Despite my best efforts Mr Frost managed to ruin about a third of my runner beans.
I got some new seed earlier and will sow them in the morning.
In answer to your questions Gardening Gal Frost can be "air" frosts when the air temp reaches zero C or ground frosts when the air falls below 5C. Most non hardy plants suffer at below 5 as water is at its densest (?) at 4C then starts to expand again, which causes plant tissues to rupture as ice crystals take up more space than the same amount of water. Hardy plants use sugars to make the plant tissue/water harder to freeze... same as salt water doesn't freeze until much lower temps.
If you need some more runners Fork you can always come down to our plant sale in Derby 1st June!
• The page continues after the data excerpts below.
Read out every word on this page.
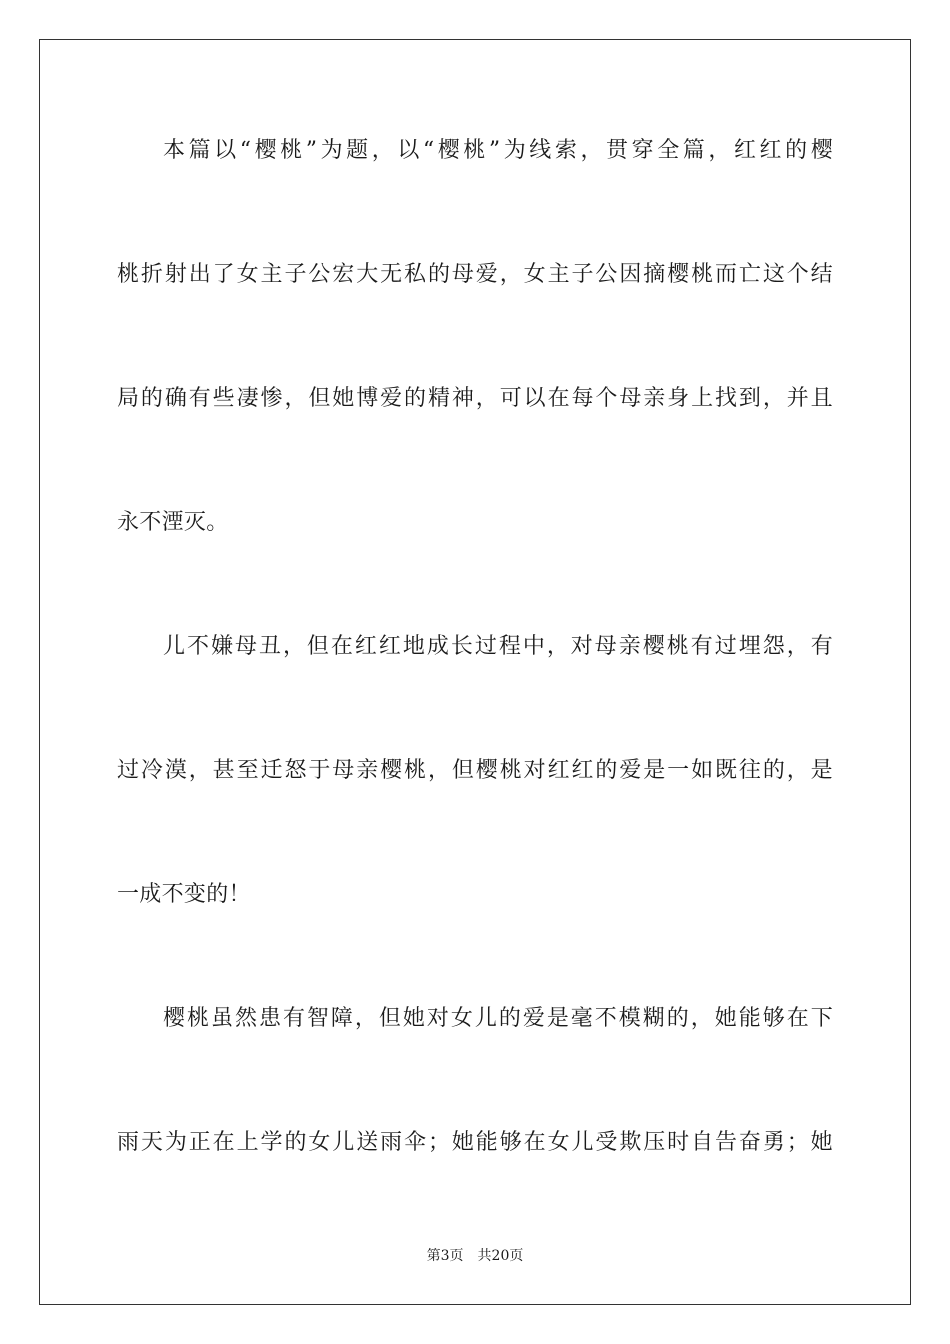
本篇以“樱桃”为题，以“樱桃”为线索，贯穿全篇，红红的樱
桃折射出了女主子公宏大无私的母爱，女主子公因摘樱桃而亡这个结
局的确有些凄惨，但她博爱的精神，可以在每个母亲身上找到，并且
永不湮灭。
儿不嫌母丑，但在红红地成长过程中，对母亲樱桃有过埋怨，有
过冷漠，甚至迁怒于母亲樱桃，但樱桃对红红的爱是一如既往的，是
一成不变的！
樱桃虽然患有智障，但她对女儿的爱是毫不模糊的，她能够在下
雨天为正在上学的女儿送雨伞；她能够在女儿受欺压时自告奋勇；她
第3页 共20页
We always sell out of Runners!
;D
I lost all my runners last night and the spuds are badly frosted :(((
Sowed another packet full of runners this about an hour ago.Havre walked up and down the allotments and just about everyone(apart from those who went to great lengths and expense to cover them)as been hit by the frost.
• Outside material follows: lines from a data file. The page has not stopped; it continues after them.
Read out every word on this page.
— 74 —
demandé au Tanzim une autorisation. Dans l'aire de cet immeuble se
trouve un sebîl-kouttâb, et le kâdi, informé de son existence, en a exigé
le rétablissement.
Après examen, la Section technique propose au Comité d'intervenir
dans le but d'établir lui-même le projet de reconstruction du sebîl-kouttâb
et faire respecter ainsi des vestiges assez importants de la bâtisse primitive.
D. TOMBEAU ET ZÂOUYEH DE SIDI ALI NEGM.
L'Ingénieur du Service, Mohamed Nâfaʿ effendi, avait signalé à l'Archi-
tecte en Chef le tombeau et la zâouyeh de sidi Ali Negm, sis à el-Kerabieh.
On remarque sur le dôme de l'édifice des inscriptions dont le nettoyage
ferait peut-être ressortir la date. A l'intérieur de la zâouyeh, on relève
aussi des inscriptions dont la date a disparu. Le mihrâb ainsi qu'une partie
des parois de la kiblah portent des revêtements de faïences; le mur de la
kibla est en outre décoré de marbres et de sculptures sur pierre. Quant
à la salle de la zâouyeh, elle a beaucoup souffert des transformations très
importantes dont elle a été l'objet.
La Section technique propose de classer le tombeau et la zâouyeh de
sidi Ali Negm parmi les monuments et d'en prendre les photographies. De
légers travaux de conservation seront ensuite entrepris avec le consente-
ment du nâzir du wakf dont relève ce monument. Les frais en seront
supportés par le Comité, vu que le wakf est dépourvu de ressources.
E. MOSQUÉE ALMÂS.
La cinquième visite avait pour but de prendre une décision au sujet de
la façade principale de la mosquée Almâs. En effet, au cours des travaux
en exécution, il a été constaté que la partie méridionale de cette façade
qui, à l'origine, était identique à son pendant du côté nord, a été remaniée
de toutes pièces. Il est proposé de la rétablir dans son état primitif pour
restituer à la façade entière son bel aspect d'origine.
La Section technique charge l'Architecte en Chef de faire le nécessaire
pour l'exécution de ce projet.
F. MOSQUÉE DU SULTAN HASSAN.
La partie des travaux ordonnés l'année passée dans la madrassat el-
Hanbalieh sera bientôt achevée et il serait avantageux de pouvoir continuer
Some rows have lost half,some more.
Saddad,thanks for that info,may just pop along on the 1st June.
Fork,a roll of fleece is worth every penny.You can also use old net curtains or even newspaper.Protection from frost is just part of the gardening year.
A simple trick for runner beans is buy a packet of pegs and roll a bit of news paper round the cane and secure with the washing peg.Keep working up the cane. :)
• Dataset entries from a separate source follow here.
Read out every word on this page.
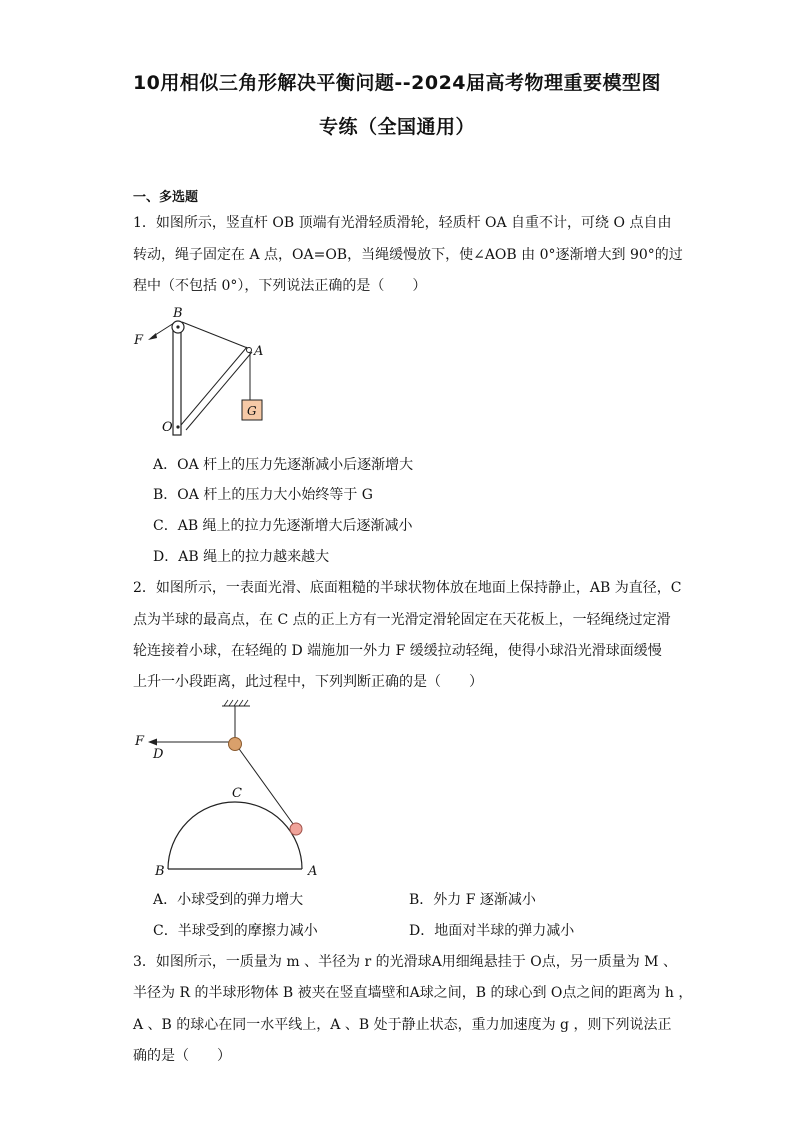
10用相似三角形解决平衡问题--2024届高考物理重要模型图
专练（全国通用）
一、多选题
1．如图所示，竖直杆 OB 顶端有光滑轻质滑轮，轻质杆 OA 自重不计，可绕 O 点自由
转动，绳子固定在 A 点，OA=OB，当绳缓慢放下，使∠AOB 由 0°逐渐增大到 90°的过
程中（不包括 0°），下列说法正确的是（　　）
G
B
F
A
O
A．OA 杆上的压力先逐渐减小后逐渐增大
B．OA 杆上的压力大小始终等于 G
C．AB 绳上的拉力先逐渐增大后逐渐减小
D．AB 绳上的拉力越来越大
2．如图所示，一表面光滑、底面粗糙的半球状物体放在地面上保持静止，AB 为直径，C
点为半球的最高点，在 C 点的正上方有一光滑定滑轮固定在天花板上，一轻绳绕过定滑
轮连接着小球，在轻绳的 D 端施加一外力 F 缓缓拉动轻绳，使得小球沿光滑球面缓慢
上升一小段距离，此过程中，下列判断正确的是（　　）
F
D
C
B	A
A．小球受到的弹力增大	B．外力 F 逐渐减小
C．半球受到的摩擦力减小	D．地面对半球的弹力减小
3．如图所示，一质量为 m 、半径为 r 的光滑球A用细绳悬挂于 O点，另一质量为 M 、
半径为 R 的半球形物体 B 被夹在竖直墙壁和A球之间，B 的球心到 O点之间的距离为 h ，
A 、B 的球心在同一水平线上，A 、B 处于静止状态，重力加速度为 g ，则下列说法正
确的是（　　）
Chilly but no frost here in SW London.
ok i know i should have covered them but, why didnt the frost take everything in the row,
potatoes about half of them are dammaged,
beans its like ones been got then skip a feww all down the line very odd
lbb
ps lowest forcasted temp for us was 7, i would have covered if it had been lower
Quote from: betula on May 21, 2008, 10:19:42
Fork,a roll of fleece is worth every penny.You can also use old net curtains or even newspaper.Protection from frost is just part of the gardening year.
A simple trick for runner beans is buy a packet of pegs and roll a bit of news paper round the cane and secure with the washing peg.Keep working up the cane. :)
Thanks for that,trouble is Im a lazy so and so ;D
Im on afternoon shift at work at the moment so popping along to the plot to cover things is impossible.I cant ask anyone else to do it.I already have people looking after my greenhouses when Im not around.I feel cheeky asking them to cover my runner beans up every evening.
I understand.I have learnt my lesson now and they will not even be started off till end of May.
Me too.
Sometimes I think its a race to get the first boiling ;D
No frost tonight in the west midlands :)
Yes I heard that too, goody, goody.....I dont have to run round like a headless chicken later then :D
Had a walk around the whole site today. The first seven plots on our site escaped the frost completely, no damage at all. Thereafter almost everyone has lost their potatoes. All of them frosted and blackened, all the squashes and beans as well.
My 3 plots and 2 either side are totally unaffected. It's a funny ole' game.
we had frost here in surrey too. :-[ Lost my French beans and potatoes frosted - will the potatoes recover?
Yes the spuds will recover just will be a smaller crop.
goldendaisy123
I'm in surrey as well, where are you?
lbb
the rains are coming now it seems so plenty of cloud cover for some and hopefully past the threat
My new plot is OK, but that is probably because I have not yet planted any thing, I have just got it.
However the lady who runs our allotments said lots of other people have lost the tops of things! ???
Hello Dippy Chick, welcome to the site.
I suggest you get something in before it's too late.
It is quite well known in weather lore that there is usually about a week of very cold weather roughly in the middle of May, known as the "Ice Saints". The name says it all!